The second is Ultimate Vocal Remover: This is the desktop GUI version of UVR5. On Windows, it needs to be installed on the C drive, otherwise problems are prone to occur. English interface, many options, relatively complex operation, but also more powerful and better results.
vocal-separate Installation and Usage
1. First go here to download the pre-packaged version on Windows, other systems pull the source code deployment. https://github.com/jianchang512/vocal-separate/releases
2. After downloading, unzip it, double-click start.exe
, wait for the browser page to open automatically, if a similar error message appears in the figure below, don't worry, this is just a reminder that GPU acceleration cannot be performed, which does not affect use
After successful startup, the following browser page will open
3. As shown in the figure above, drag and drop or click to upload the audio or video that you want to separate the individual vocals from.
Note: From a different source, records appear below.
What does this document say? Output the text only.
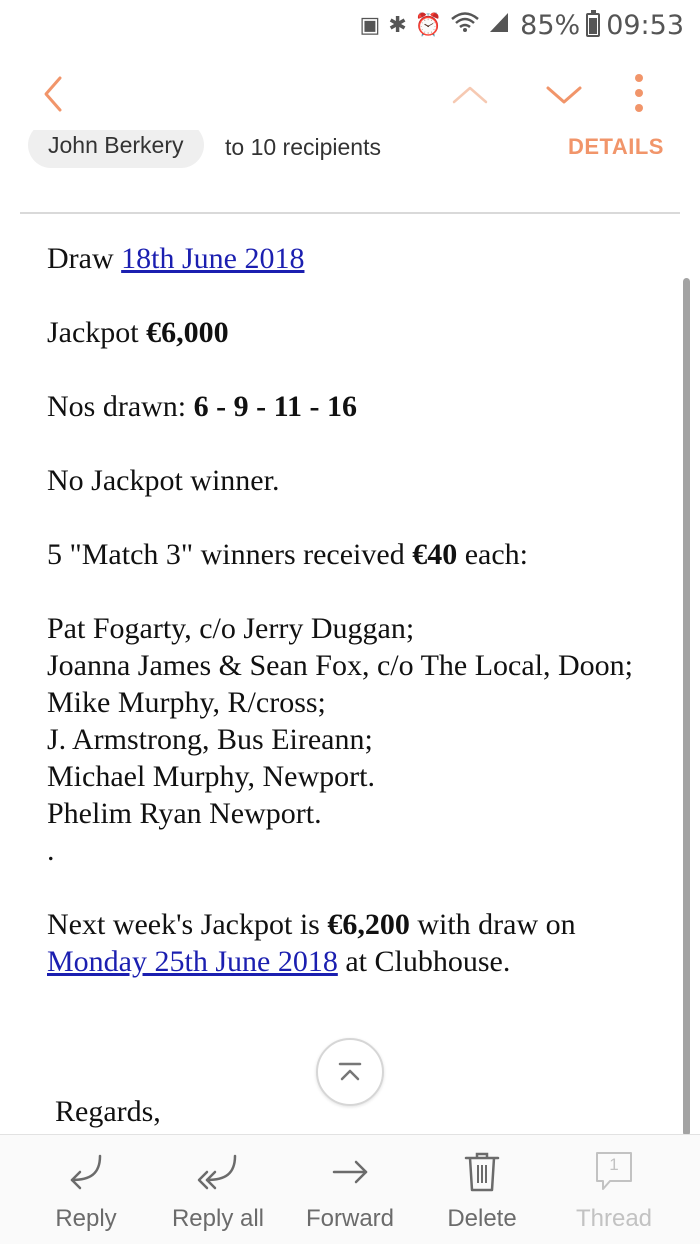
▣ ✱ ⏰	85% 09:53
John Berkery to 10 recipients	DETAILS

Draw 18th June 2018

Jackpot €6,000

Nos drawn: 6 - 9 - 11 - 16

No Jackpot winner.

5 "Match 3" winners received €40 each:

Pat Fogarty, c/o Jerry Duggan;

Joanna James & Sean Fox, c/o The Local, Doon;

Mike Murphy, R/cross;

J. Armstrong, Bus Eireann;

Michael Murphy, Newport.

Phelim Ryan Newport.

.

Next week's Jackpot is €6,200 with draw on Monday 25th June 2018 at Clubhouse.

Regards,
Reply	Reply all	Forward	Delete
1
Thread
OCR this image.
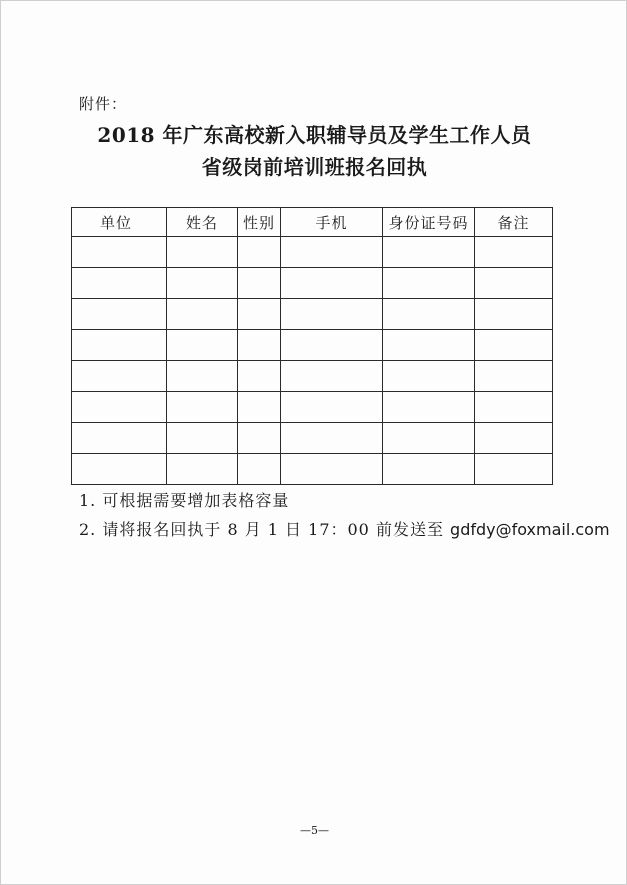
附件：
2018 年广东高校新入职辅导员及学生工作人员
省级岗前培训班报名回执
单位	姓名	性别	手机	身份证号码	备注

1. 可根据需要增加表格容量
2. 请将报名回执于 8 月 1 日 17：00 前发送至 gdfdy@foxmail.com
—5—
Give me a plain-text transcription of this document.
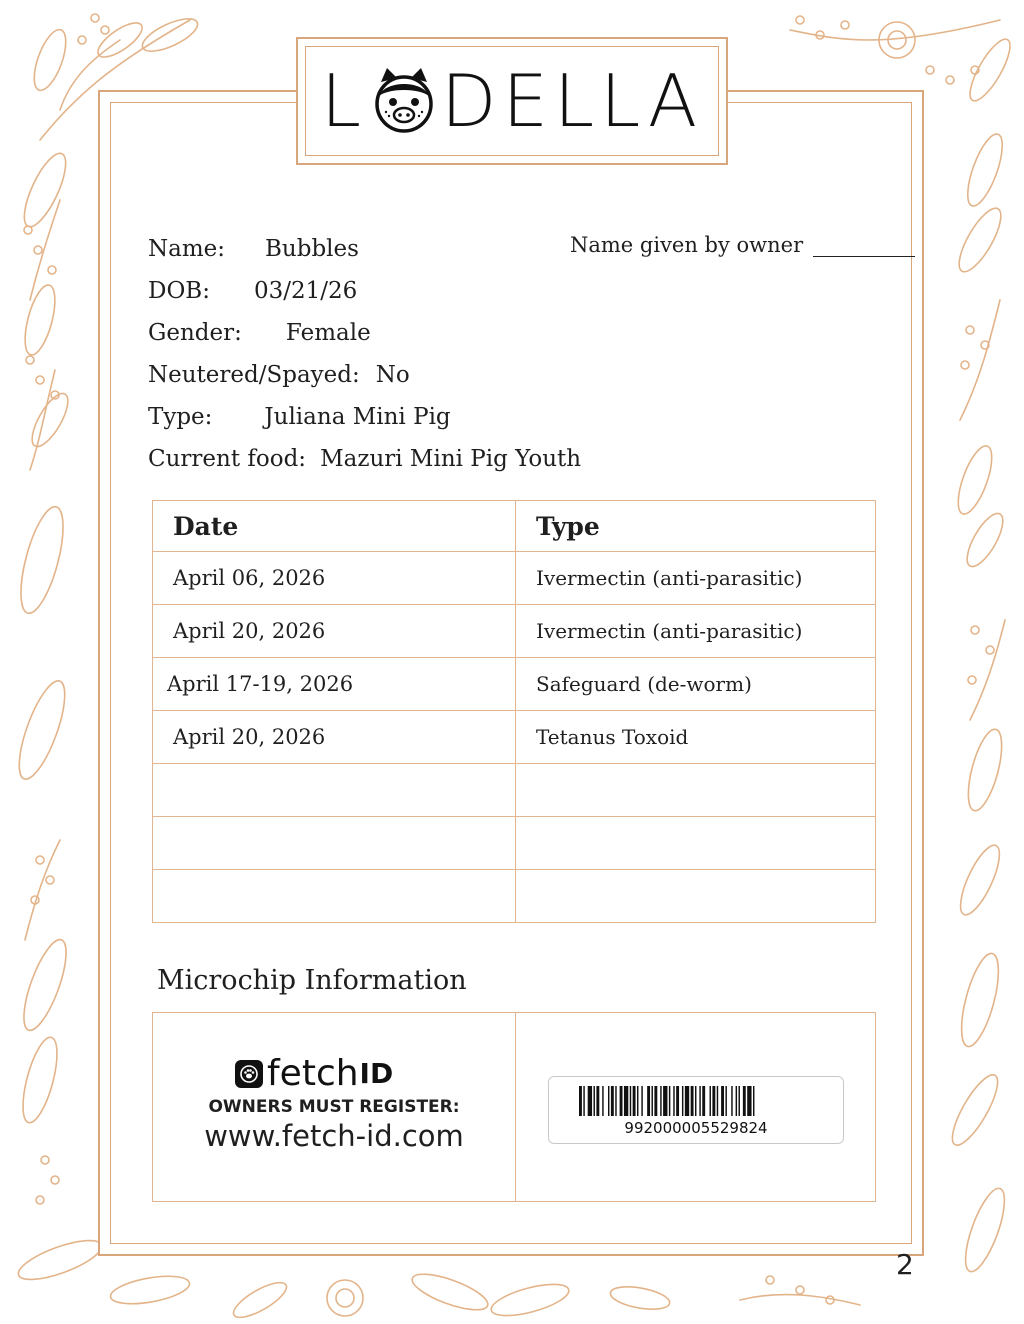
L DELLA
Name: Bubbles
DOB: 03/21/26
Gender: Female
Neutered/Spayed: No
Type: Juliana Mini Pig
Current food: Mazuri Mini Pig Youth
Name given by owner
Date	Type
April 06, 2026	Ivermectin (anti-parasitic)
April 20, 2026	Ivermectin (anti-parasitic)
April 17-19, 2026	Safeguard (de-worm)
April 20, 2026	Tetanus Toxoid

Microchip Information
fetch ID
OWNERS MUST REGISTER:
www.fetch-id.com	992000005529824
2
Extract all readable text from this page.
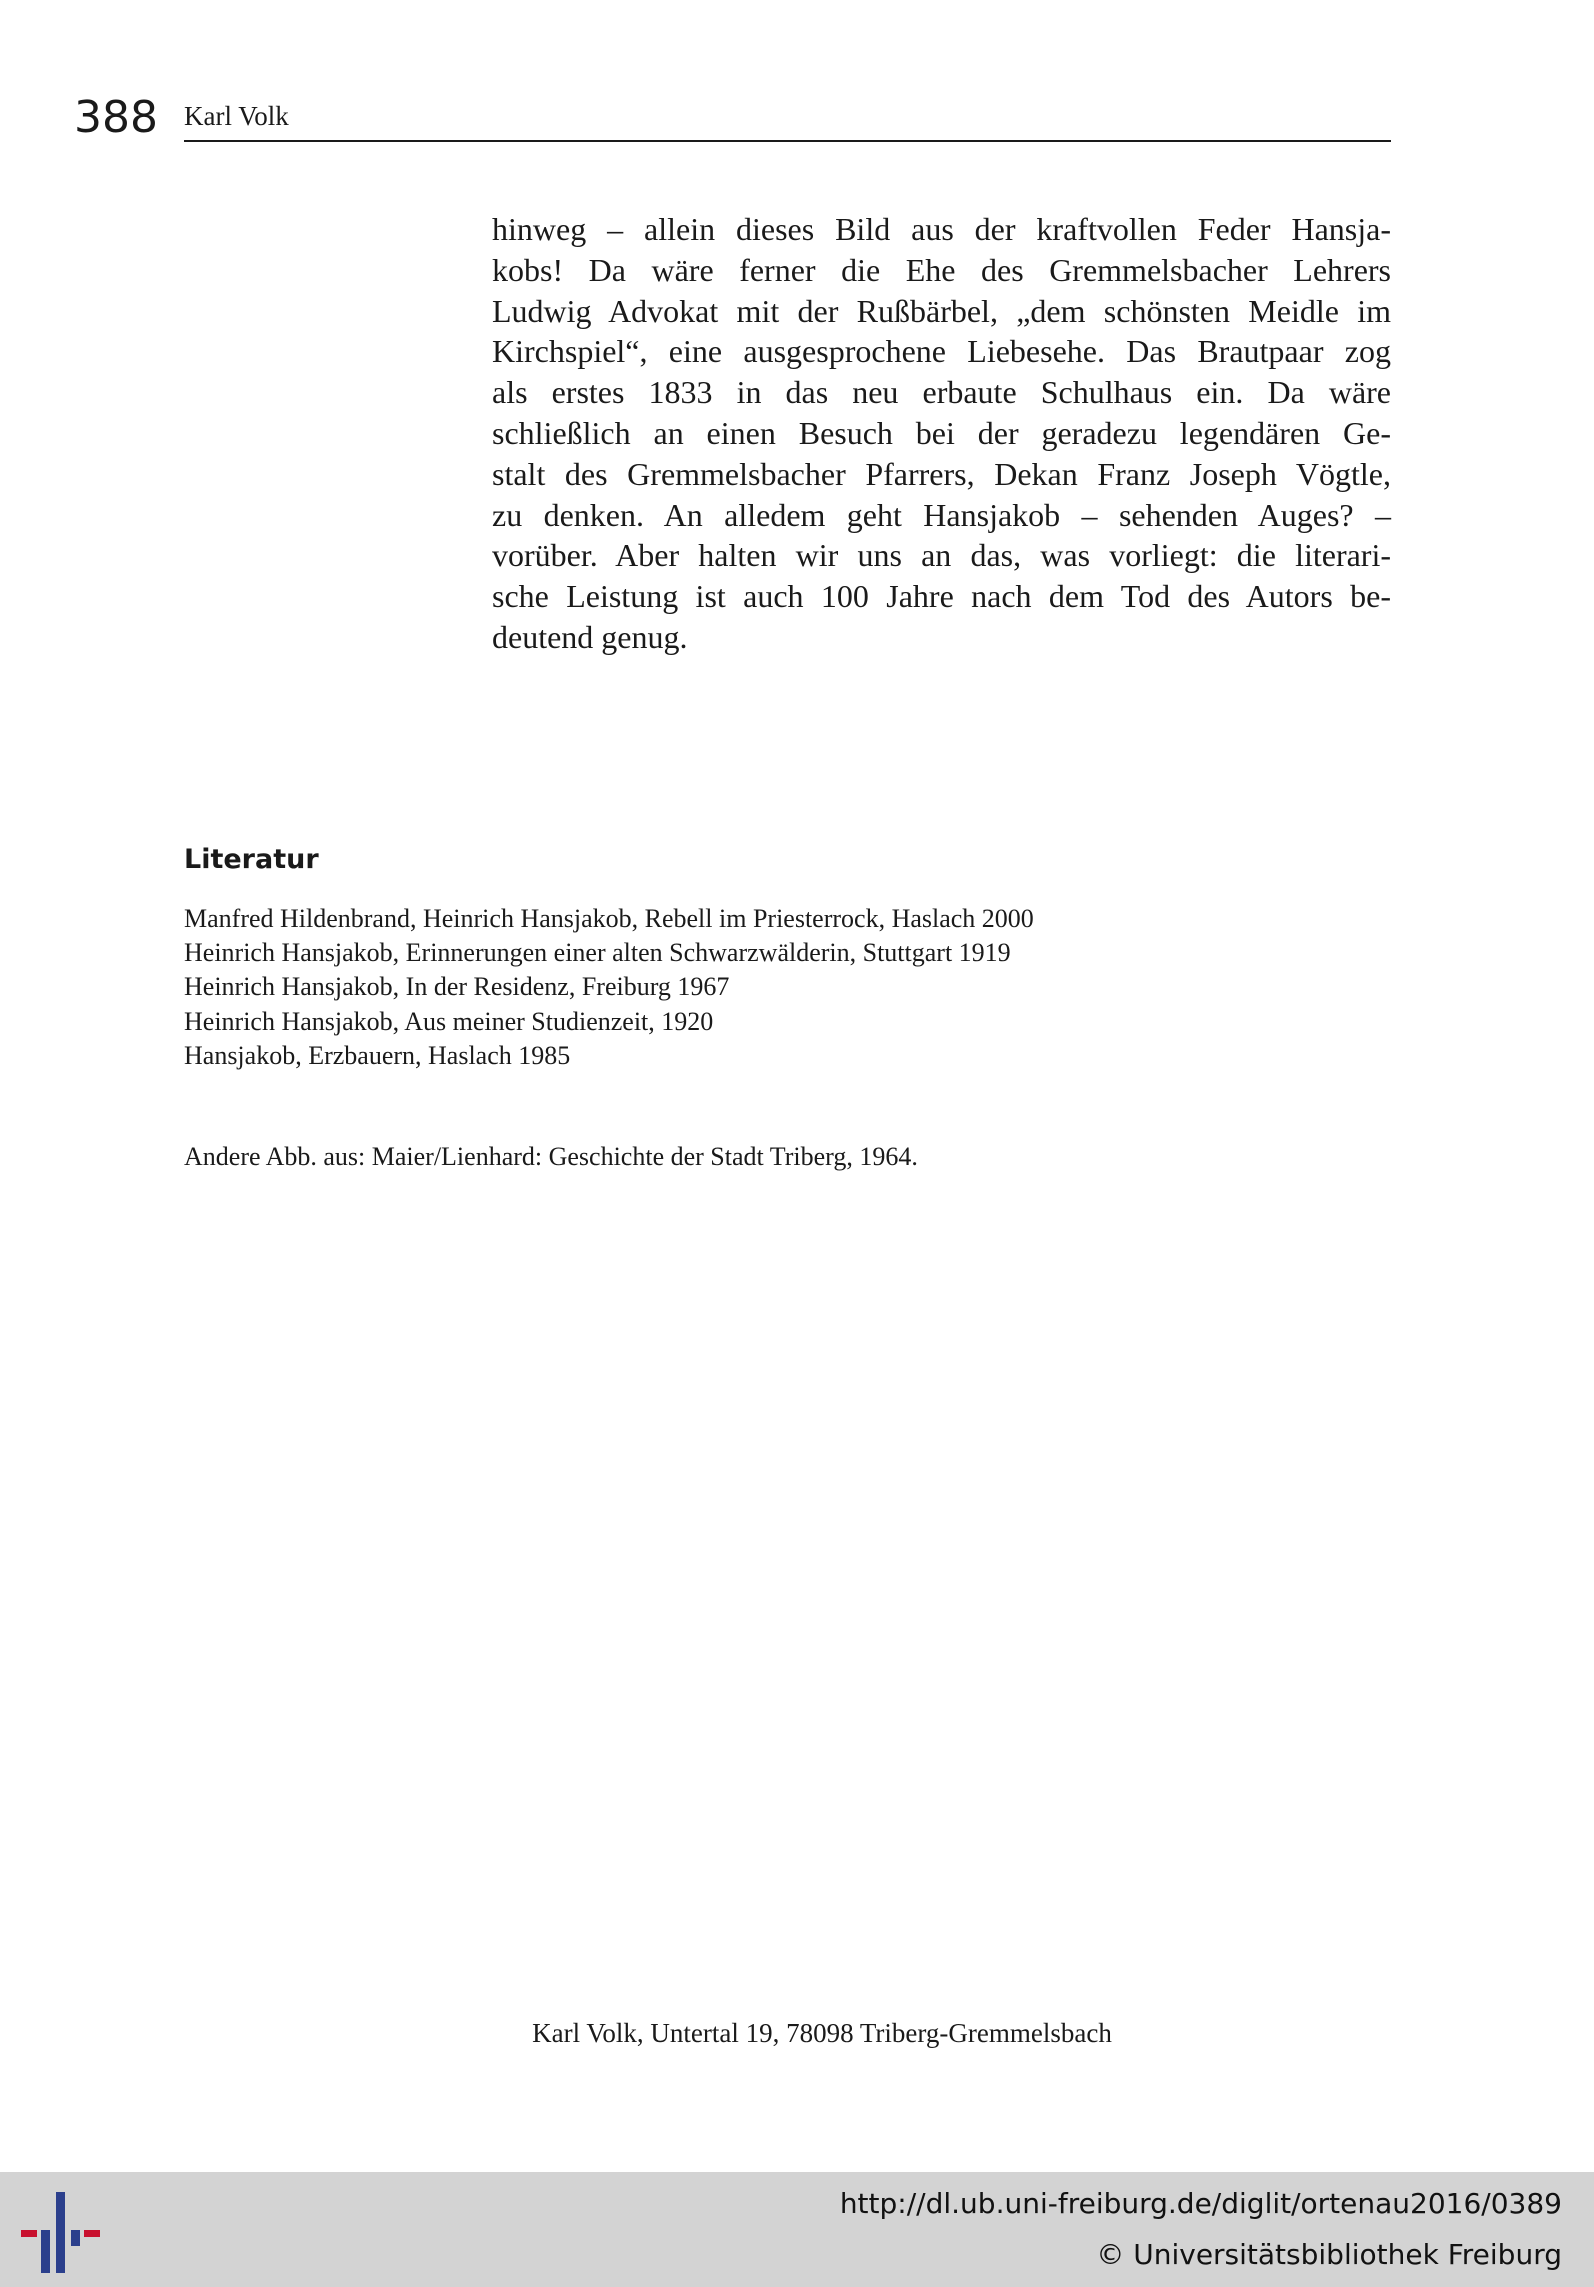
388 Karl Volk
hinweg – allein dieses Bild aus der kraftvollen Feder Hansja-
kobs! Da wäre ferner die Ehe des Gremmelsbacher Lehrers
Ludwig Advokat mit der Rußbärbel, „dem schönsten Meidle im
Kirchspiel“, eine ausgesprochene Liebesehe. Das Brautpaar zog
als erstes 1833 in das neu erbaute Schulhaus ein. Da wäre
schließlich an einen Besuch bei der geradezu legendären Ge-
stalt des Gremmelsbacher Pfarrers, Dekan Franz Joseph Vögtle,
zu denken. An alledem geht Hansjakob – sehenden Auges? –
vorüber. Aber halten wir uns an das, was vorliegt: die literari-
sche Leistung ist auch 100 Jahre nach dem Tod des Autors be-
deutend genug.
Literatur
Manfred Hildenbrand, Heinrich Hansjakob, Rebell im Priesterrock, Haslach 2000
Heinrich Hansjakob, Erinnerungen einer alten Schwarzwälderin, Stuttgart 1919
Heinrich Hansjakob, In der Residenz, Freiburg 1967
Heinrich Hansjakob, Aus meiner Studienzeit, 1920
Hansjakob, Erzbauern, Haslach 1985
Andere Abb. aus: Maier/Lienhard: Geschichte der Stadt Triberg, 1964.
Karl Volk, Untertal 19, 78098 Triberg-Gremmelsbach
http://dl.ub.uni-freiburg.de/diglit/ortenau2016/0389
© Universitätsbibliothek Freiburg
The video will be automatically converted to audio and then processed after uploading.
Select "2stems" from the model to separate the uploaded file into 2 files: vocals and other sounds.
Of course, you can also choose 4stems and 5stems models. In addition to separating vocals, they will also subdivide other sounds into files such as "drum sound" and "bass sound". Generally, only 2stems is used.
You can listen to the separation result on the webpage, click Download or go directly to the displayed separation result directory to find the separation file. The vocal file name is vocals.wav, and the other sound file name is accompaniment.wav
It's that simple.
Ultimate Vocal Remover Installation and Usage
1. First go here https://github.com/Anjok07/ultimatevocalremovergui/releases/tag/v5.6 to download
The Windows version can also be downloaded directly from this link. After downloading, double-click the exe file and click next all the way to complete the installation https://github.com/Anjok07/ultimatevocalremovergui/releases/download/v5.6/UVR_v5.6.0_setup.exe
2. After the installation is complete, double-click the desktop icon to start.
3. As shown in the figure below, select the audio file to be processed, and set the output result directory, select the model to be processed, bit rate and other options. Except for "Select Input" and "Select Output", all others are optional and can be kept as default.
"Select Input": Click it to select the audio file to be processed.
"Select Output": Click it to select where to save the processed file.
"CHOOSE PROCESS MEHTODS": Select the processing method, the default is MDX-Net, this effect should be the best, keep the default.
"CHOOSE MDX-NET MODEL": The model to be used corresponding to the above method, if it is not the "MDX-Net" method, you need to download the model separately.
"Start Processing": The start execution button after selecting, click it to start the separation operation, and wait for the prompt to complete.